Circuit breaker logic: if the new service exceeds a latency threshold — 300 milliseconds at p95 is our line — or an error rate above 0.5%, the ingress proxy stops routing traffic there immediately and redirects 100% back to the legacy monolith. No message, no approval, no runbook. It just happens.

The technical humility required here is significant. The monolith is your Safe Mode. You keep it warm. You keep it patched. You keep its capacity scaled. You do not decommission it until the new service has survived a genuine peak load event — a payday salary cycle, a regulatory processing window, a product campaign that sends traffic three times above baseline — without triggering a single automatic fallback.

Engineers hate maintaining two systems. Resist the pressure to shut down the old one early. The monolith earned its uptime over years of production hardening. Respect that.

Architecture as Surgery

Hollowing out a core system is not a cleanup task or a technical debt sprint. It is distributed systems engineering at its most demanding — requiring a deep respect for state, a healthy cynicism about network reliability, and the humility to accept that your clean new code may not be as resilient as the ugly legacy code that has survived a decade of production reality.

The measure of success is not reaching the finish line.

It’s ensuring that during the entire journey — the shadow diffs, the gradual flips, the CDC reversals, the circuit breaks at 2 AM — the system was never down for a single second.

That’s the engine change. Mid-flight. Without the passengers noticing.

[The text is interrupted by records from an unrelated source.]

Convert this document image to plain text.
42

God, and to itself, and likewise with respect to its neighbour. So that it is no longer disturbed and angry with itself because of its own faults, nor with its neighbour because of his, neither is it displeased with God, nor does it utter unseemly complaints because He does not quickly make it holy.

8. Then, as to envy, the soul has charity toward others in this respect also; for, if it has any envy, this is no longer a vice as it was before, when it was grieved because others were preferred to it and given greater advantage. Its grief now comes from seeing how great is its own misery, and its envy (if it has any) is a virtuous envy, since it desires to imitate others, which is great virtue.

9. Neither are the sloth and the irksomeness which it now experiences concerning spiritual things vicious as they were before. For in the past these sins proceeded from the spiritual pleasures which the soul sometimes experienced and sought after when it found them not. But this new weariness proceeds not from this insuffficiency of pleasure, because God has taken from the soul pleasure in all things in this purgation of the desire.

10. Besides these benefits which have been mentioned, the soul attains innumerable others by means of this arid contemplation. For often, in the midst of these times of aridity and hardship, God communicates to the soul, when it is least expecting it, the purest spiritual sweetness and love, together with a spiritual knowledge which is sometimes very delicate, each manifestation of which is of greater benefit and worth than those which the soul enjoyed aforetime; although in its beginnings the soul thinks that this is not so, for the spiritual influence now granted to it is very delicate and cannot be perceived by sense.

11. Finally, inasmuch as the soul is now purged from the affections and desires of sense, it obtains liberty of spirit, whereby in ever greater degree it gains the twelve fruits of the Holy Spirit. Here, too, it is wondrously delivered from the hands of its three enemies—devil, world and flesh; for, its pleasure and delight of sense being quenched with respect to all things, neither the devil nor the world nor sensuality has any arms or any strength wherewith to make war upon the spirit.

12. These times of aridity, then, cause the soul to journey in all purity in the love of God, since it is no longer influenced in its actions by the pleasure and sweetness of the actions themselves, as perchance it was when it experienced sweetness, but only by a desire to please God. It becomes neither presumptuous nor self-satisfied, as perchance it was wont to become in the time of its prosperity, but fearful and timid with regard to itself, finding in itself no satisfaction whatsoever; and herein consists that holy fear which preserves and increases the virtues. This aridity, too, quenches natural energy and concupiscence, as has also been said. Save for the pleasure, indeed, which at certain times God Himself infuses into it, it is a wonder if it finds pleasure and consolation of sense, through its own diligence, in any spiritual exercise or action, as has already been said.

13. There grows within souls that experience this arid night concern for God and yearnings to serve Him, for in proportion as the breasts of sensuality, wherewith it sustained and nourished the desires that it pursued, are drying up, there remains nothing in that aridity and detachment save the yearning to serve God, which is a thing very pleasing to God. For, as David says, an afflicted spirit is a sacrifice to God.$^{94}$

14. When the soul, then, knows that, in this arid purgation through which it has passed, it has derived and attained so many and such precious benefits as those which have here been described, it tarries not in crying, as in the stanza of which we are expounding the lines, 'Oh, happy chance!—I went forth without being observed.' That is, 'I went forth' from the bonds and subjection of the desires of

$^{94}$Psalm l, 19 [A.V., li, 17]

The rest is firefighting. Rollback plans you hope never to use but spend weeks hardening. Runbooks written at midnight for incidents that don’t exist yet. The on-call rotation that quietly expands the week of every flip. Nobody talks about that part — the unglamorous readiness that sits behind every clean migration story.

No smooth-as-silk, cool-as-air moment. Not once. What you get instead is a controlled tension: the quiet confidence that when things go sideways — and they will — the mechanisms are already in place to contain it. That’s the closest to graceful this work ever gets.